Remember that the idea for the LTS releases is that as little as possible is
changed ("stable") over a period of several years ("long term"). Upgrading to
new versions of packages with new bugs^Wfeatures has the very real possibility
of "breaking" stable environments.

Instead of doing that, they simply incorporate the patch/fix into the version
of the software that the release shipped with. They can't, then, call it
1.0.1g because, well, it's not -- it is, for example, 1.0.1c with this patch
applied.

It's for that reason that you can't trust the version numbers on the packages
themselves.

(Several years ago, I would get really pissed off at Nessus because it
generate false positives by simply looking at the version numbers of installed
packages. These were scans of RHEL boxes as part of PCI and it caused a lot of
extra work.
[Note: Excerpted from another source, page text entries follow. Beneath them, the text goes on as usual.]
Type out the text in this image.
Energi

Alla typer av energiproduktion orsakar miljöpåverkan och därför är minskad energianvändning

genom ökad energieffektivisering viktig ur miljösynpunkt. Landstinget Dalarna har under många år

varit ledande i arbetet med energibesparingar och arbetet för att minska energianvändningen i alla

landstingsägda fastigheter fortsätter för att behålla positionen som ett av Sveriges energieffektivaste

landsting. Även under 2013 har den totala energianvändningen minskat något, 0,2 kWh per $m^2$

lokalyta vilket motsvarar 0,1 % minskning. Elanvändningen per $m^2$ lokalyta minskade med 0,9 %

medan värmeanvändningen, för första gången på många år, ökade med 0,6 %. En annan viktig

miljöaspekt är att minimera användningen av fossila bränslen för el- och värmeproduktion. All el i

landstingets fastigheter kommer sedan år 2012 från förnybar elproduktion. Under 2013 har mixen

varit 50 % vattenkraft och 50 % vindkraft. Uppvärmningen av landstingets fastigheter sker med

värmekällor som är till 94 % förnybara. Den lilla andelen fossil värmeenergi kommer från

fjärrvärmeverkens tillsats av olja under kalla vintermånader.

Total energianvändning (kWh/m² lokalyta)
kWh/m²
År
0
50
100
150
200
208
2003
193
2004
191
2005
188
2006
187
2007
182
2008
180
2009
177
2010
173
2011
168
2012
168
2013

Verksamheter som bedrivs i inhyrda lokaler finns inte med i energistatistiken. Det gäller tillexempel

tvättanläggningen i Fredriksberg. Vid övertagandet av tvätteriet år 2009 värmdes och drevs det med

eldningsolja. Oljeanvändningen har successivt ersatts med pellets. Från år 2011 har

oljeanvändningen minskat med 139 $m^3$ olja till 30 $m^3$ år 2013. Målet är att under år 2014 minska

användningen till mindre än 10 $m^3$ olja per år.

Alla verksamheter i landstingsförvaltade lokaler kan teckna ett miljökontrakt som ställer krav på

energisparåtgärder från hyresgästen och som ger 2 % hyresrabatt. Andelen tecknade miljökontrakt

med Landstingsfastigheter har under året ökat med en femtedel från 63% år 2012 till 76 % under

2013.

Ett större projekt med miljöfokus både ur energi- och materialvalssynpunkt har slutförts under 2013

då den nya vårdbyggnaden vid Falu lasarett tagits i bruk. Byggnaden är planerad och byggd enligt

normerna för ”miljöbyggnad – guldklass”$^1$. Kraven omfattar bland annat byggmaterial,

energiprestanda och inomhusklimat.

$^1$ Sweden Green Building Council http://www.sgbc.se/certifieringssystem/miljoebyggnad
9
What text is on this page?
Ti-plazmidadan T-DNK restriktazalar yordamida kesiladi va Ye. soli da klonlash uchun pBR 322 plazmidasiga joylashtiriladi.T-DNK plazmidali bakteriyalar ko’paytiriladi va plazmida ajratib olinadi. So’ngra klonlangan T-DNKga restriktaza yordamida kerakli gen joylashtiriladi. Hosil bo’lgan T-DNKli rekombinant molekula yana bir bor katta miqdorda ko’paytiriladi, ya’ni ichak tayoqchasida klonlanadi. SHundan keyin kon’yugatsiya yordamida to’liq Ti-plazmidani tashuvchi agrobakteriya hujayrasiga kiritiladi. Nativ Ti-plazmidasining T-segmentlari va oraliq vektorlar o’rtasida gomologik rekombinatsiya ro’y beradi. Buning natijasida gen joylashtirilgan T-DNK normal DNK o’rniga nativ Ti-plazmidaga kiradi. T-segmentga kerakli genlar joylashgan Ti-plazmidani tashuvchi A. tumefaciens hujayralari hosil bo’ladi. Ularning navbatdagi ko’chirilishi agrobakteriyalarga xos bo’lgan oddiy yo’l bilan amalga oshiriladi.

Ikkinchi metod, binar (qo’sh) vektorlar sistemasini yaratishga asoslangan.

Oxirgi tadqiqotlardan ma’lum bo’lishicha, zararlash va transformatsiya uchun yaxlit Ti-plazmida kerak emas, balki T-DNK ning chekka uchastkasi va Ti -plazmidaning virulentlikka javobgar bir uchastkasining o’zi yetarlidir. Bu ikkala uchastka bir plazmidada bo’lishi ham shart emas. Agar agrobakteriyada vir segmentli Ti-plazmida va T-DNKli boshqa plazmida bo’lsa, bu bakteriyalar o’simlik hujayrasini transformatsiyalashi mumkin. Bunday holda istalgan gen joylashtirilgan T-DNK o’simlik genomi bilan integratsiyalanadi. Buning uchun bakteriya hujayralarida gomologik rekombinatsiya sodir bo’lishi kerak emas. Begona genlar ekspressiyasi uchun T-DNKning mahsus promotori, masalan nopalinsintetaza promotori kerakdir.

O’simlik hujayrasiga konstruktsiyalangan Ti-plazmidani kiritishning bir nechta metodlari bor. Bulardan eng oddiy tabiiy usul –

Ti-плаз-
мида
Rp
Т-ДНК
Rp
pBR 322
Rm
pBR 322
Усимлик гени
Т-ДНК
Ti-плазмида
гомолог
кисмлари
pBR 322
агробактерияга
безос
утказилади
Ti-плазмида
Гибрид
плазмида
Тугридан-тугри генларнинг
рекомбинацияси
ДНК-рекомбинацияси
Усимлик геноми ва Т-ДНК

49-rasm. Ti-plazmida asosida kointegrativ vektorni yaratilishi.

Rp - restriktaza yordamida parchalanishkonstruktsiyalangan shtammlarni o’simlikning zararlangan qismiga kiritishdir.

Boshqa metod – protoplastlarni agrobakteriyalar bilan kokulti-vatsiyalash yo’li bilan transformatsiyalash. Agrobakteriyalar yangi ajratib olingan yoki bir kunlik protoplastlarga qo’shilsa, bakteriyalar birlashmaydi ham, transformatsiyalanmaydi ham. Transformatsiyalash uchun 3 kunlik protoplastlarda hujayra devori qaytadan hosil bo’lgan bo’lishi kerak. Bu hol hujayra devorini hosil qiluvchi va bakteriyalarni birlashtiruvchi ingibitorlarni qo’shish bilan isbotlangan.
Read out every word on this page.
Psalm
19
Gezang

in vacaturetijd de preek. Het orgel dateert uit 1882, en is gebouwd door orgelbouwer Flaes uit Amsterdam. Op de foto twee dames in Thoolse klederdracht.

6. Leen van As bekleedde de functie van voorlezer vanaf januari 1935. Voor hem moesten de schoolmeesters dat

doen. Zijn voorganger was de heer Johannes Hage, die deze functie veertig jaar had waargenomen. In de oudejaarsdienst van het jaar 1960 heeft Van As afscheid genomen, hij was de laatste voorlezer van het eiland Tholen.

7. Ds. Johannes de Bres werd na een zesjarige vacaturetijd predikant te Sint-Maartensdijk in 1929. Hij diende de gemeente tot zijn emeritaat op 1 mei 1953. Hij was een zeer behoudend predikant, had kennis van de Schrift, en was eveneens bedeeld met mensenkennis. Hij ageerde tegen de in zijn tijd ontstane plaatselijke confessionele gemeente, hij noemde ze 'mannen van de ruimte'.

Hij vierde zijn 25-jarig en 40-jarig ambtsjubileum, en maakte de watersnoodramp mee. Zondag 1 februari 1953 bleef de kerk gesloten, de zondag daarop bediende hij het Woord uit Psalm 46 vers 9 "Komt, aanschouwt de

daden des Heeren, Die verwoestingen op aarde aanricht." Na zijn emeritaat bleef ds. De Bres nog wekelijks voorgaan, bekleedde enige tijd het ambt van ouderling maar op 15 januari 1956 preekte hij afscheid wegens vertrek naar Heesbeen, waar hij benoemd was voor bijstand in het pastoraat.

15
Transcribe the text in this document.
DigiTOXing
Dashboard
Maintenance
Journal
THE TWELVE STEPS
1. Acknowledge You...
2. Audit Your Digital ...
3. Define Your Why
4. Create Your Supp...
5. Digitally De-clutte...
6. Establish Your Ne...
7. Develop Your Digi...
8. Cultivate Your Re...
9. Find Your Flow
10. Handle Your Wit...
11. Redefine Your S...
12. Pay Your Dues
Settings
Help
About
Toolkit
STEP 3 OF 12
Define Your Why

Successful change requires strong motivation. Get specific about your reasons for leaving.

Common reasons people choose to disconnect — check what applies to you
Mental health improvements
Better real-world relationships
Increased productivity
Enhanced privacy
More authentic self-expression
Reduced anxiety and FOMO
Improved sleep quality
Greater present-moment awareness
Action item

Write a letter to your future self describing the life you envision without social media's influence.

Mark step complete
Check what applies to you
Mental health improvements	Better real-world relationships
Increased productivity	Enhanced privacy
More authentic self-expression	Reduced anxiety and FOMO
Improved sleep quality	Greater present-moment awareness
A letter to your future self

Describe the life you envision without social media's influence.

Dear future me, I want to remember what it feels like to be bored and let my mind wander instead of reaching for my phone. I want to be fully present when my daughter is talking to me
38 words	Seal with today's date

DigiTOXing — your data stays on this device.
I've no idea if Nessus still does that or not but I'm sure other,
similar software does the same thing.)

------
__alexs
You can't even reliably use the version number defined in openssl.h because
RedHat decided that they will never change it ever again during RHEL 5. They
just endlessly patch some ancient version of 0.9.8. Fortunately 0.9.8 isn't
effected by this bug.

------
agnokapathetic
A quick way to check if a server supports the heartbeat extension (won't tell
you if it's patched or not)

    
    
        echo | openssl s_client -tlsextdebug -connect host:443 | grep heartbeat
        TLS server extension "heartbeat" (id=15), len=1